Information about Ramadan

Ramadan is the 9th month in the Islamic calendar. Because the Islamic calendar is lunar and the 12 months create a year only 354 days long, Ramadan falls at a different time each year. Over the course of approximately 33 years, Ramadan rotates through each of the four seasons, but this was not always the case. Prior to creation of a new calendar after the Great Hijrah, Ramadan always occurred during the summer months since there was an addition of another month every few years to regulate the calendar. The word Ramadan is actually Arabic for "scorcher".
Ramadan is particularly important to Muslims because it is the month when Muhammad received the revelation of the Qur'an and also because it is part of one of the Five Pillars of Islam. Practicing Siyam, or fasting, during the month of Ramadan is the fourth of the Five Pillars. This fast is required of all able-bodied Muslims who have reached puberty. If the person is ill, traveling through the desert, at war, etc., he or she is exempt from the fasting during Ramadan, but is expected to make up missed days as soon as he or she is able before the next occurrence of Ramadan. Pregnant or nursing women are not supposed to fast until such time as the child is weaned, nor are women supposed to fast during menstruation.
The fasting consists of abstinence from food, drink, and sexual intercourse from dawn until sunset each day during the month. (From the time when a white and black thread can be distinguished from one another until they cannot be distinguished.) Each day during Ramadan begins with a small meal, sahur, before dawn, and ends with another meal after sunset, ifar. Ifar is often taken in community with others; often these meals are taken at the local mosque with the company of friends, neighbors, relatives, etc.
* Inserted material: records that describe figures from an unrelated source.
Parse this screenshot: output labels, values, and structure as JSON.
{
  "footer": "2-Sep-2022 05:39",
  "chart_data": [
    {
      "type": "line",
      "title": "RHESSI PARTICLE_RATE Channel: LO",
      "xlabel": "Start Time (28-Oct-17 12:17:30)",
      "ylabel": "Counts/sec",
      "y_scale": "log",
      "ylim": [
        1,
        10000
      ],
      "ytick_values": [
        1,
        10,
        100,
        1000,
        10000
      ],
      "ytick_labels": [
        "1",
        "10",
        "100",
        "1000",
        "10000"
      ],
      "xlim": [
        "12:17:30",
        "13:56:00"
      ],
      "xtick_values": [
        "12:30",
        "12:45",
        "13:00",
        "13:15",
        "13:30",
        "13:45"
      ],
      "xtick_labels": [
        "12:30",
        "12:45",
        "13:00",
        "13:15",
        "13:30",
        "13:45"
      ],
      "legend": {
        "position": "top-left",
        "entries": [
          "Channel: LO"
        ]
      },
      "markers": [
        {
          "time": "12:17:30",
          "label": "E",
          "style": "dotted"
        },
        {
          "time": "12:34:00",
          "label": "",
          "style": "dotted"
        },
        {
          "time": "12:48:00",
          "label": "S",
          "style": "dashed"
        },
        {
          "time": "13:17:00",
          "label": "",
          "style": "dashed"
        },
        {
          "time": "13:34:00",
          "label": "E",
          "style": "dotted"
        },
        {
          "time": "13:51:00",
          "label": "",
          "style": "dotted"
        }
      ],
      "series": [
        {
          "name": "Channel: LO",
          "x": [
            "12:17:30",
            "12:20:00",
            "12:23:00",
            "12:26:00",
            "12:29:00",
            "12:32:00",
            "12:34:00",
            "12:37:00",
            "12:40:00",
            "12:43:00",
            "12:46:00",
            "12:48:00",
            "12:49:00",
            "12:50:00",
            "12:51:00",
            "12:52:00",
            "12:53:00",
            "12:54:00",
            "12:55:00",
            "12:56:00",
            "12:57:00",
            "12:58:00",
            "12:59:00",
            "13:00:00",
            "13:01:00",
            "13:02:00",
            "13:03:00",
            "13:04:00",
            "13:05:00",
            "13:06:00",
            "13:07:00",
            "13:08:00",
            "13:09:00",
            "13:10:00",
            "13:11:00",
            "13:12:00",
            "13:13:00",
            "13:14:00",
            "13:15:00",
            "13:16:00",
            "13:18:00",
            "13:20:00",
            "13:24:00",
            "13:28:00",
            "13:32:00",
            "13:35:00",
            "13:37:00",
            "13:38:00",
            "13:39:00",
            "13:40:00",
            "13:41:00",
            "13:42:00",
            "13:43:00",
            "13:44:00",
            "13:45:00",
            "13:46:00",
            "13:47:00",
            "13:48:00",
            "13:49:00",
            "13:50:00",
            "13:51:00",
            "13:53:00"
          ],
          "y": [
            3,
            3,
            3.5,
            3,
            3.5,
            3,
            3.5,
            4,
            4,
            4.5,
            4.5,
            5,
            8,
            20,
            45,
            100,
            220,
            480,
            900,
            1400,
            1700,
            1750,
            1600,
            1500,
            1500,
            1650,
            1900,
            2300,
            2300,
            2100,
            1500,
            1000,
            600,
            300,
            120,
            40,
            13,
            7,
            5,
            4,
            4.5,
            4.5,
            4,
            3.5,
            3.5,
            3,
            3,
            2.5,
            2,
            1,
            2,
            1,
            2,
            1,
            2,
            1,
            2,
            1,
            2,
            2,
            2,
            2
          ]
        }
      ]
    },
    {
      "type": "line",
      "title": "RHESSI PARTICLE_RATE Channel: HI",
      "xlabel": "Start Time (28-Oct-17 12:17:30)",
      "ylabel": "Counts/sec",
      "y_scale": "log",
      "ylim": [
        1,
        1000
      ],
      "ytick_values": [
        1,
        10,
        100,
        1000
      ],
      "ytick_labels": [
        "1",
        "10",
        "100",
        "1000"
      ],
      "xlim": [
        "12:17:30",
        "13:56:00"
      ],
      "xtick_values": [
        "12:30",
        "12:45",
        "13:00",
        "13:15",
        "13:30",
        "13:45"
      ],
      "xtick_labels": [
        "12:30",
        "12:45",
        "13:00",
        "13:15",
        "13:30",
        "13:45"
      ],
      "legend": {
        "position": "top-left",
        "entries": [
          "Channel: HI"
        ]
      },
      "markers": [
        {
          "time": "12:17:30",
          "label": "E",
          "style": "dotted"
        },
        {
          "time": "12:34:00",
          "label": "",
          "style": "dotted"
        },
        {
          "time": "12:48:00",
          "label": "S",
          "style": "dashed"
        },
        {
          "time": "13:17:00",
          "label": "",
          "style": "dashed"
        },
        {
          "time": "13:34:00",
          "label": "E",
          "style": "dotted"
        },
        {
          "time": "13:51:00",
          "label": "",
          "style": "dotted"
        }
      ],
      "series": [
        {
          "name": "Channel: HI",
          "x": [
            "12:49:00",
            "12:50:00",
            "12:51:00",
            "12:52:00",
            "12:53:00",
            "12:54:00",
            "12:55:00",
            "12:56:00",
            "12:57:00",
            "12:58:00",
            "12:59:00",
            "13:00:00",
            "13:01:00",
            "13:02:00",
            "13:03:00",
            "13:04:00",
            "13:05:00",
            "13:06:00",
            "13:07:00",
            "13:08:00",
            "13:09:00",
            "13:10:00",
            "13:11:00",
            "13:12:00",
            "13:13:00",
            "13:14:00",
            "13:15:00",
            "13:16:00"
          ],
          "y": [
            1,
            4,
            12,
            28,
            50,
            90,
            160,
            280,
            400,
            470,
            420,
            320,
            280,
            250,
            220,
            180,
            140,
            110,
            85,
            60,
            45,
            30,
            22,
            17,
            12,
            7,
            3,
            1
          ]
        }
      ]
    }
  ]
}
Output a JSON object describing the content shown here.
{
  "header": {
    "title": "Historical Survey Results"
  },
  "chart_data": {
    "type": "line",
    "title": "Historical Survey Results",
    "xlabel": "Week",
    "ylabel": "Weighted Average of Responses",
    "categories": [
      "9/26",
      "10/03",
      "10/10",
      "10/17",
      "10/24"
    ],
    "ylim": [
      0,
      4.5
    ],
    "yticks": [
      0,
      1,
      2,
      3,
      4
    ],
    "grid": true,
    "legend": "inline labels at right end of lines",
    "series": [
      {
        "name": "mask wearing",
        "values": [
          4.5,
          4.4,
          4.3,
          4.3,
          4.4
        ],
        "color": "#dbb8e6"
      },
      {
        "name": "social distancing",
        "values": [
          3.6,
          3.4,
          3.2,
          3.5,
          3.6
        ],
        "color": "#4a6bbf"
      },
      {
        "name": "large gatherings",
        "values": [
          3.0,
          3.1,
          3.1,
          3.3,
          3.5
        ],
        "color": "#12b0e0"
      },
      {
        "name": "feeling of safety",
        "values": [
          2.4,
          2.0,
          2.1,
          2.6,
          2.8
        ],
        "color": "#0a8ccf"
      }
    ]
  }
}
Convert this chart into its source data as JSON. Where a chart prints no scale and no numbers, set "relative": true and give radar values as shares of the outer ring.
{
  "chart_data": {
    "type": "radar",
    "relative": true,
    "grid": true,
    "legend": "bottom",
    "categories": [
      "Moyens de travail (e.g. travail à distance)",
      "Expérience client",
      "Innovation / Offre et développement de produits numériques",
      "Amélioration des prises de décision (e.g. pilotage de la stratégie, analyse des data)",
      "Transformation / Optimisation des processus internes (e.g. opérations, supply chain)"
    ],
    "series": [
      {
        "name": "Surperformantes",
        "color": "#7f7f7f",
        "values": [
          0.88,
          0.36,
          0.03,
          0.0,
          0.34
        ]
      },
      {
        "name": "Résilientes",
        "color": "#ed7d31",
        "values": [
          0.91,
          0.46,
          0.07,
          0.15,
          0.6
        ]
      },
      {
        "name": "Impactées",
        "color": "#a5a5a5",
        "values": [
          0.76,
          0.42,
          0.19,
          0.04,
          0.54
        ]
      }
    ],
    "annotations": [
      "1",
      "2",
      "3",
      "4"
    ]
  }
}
Providing ifar to others is very highly thought of in Islam, and is required of those chronically unable to participate in the fasting for whatever reason.
Ramadan is characterized by fasting, prayer, and charity. Muslims believe that, in addition to the fast being healthy, the practice of self-denial, even for only a short time helps make a person more in tune with the needs of those in want. In the time before Islam existed, Ramadan was a month characterized by abstinence from war, safe travel, prayer, fasting, and increased spiritual awareness. Muhammad typically ascended to Mt. Hira' during this month for prayer and meditation, and it was here that he received the revelation of the Qur'an. The most important day in Ramadan is the anniversary of Layat al-Qadr, or Night of Power, when Muhammad first received the command from Gabriel to recite. During this day many Muslims spend this night in prayer or in recitation of the Qur'an. Ramadan begins and ends with the sighting of a new moon, which must be done by at least two reliable witnesses, so Ramadan cannot be accurately predicted in advance and starts and ends at different times in different countries depending on the weather.